Drug prescribing to females of reproductive potential should be contingent upon initial and continued confirmed negative results of pregnancy testing.
THALOMID is administered in combination with dexamethasone in 28-day treatment cycles. The dose of THALOMID is 200 mg administered orally once daily with water, preferably at bedtime and at least 1 hour after the evening meal. The dose of dexamethasone is 40 mg daily administered orally on days 1-4, 9-12, and 17-20 every 28 days.

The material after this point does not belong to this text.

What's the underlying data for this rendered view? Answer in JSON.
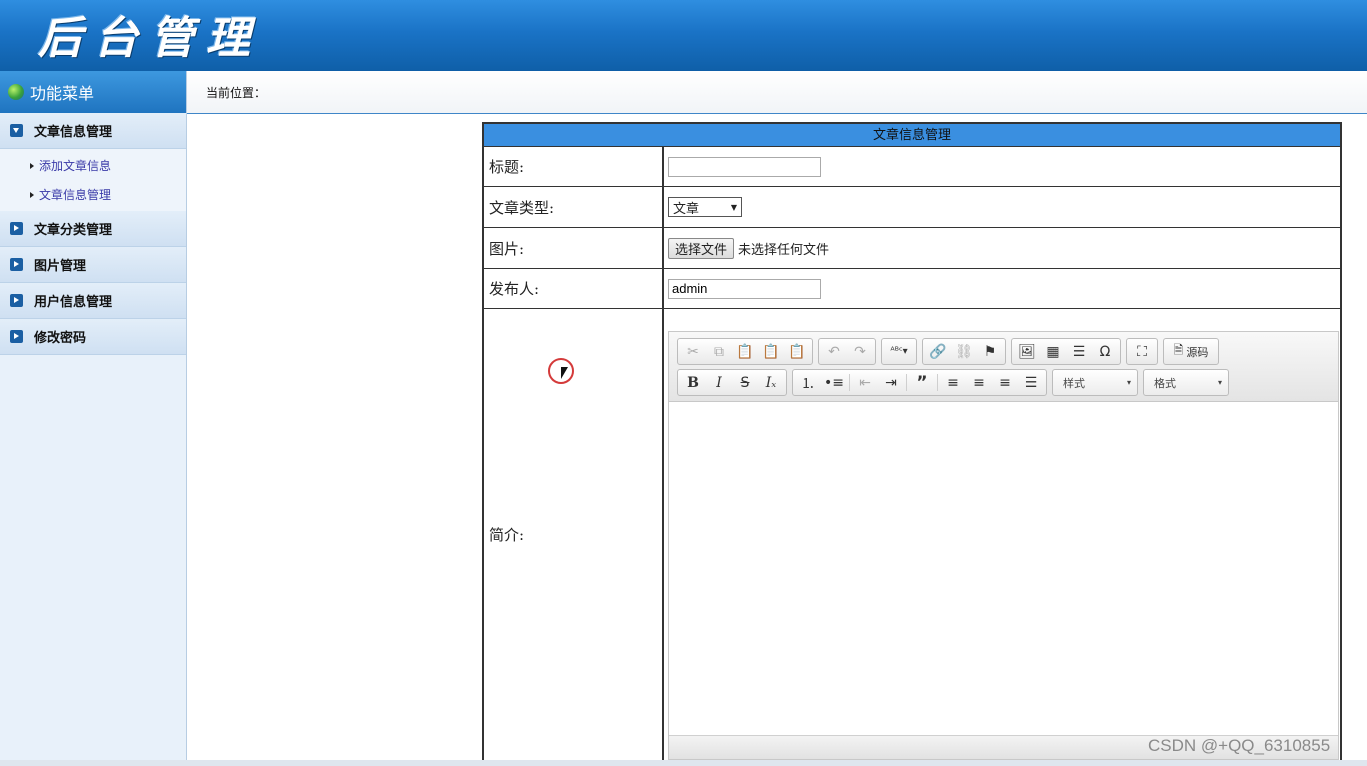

Patients who develop adverse reactions such as constipation, somnolence, or peripheral neuropathy may benefit by either temporarily discontinuing the drug or continuing at a lower dose. With the abatement of these adverse reactions, the drug may be started at a lower dose or at the previous dose based on clinical judgment.
Erythema Nodosum Leprosum
For an episode of cutaneous ENL, THALOMID dosing should be initiated at 100 to 300 mg/day, administered once daily with water, preferably at bedtime and at least 1 hour after the evening meal. Patients weighing less than 50 kilograms should be started at the low end of the dose range.
In patients with a severe cutaneous ENL reaction, or in those who have previously required higher doses to control the reaction, THALOMID dosing may be initiated at higher doses up to 400 mg/day once daily at bedtime or in divided doses with water, at least 1 hour after meals.
In patients with moderate to severe neuritis associated with a severe ENL reaction, corticosteroids may be started concomitantly with THALOMID. Steroid usage can be tapered and discontinued when the neuritis has ameliorated.
Dosing with THALOMID should usually continue until signs and symptoms of active reaction have subsided, usually a period of at least 2 weeks. Patients may then be tapered off medication in 50 mg decrements every 2 to 4 weeks.
Patients who have a documented history of requiring prolonged maintenance treatment to prevent the recurrence of cutaneous ENL or who flare during tapering should be maintained on the minimum dose necessary to control the reaction. Tapering off medication should be attempted every 3 to 6 months, in decrements of 50 mg every 2 to 4 weeks.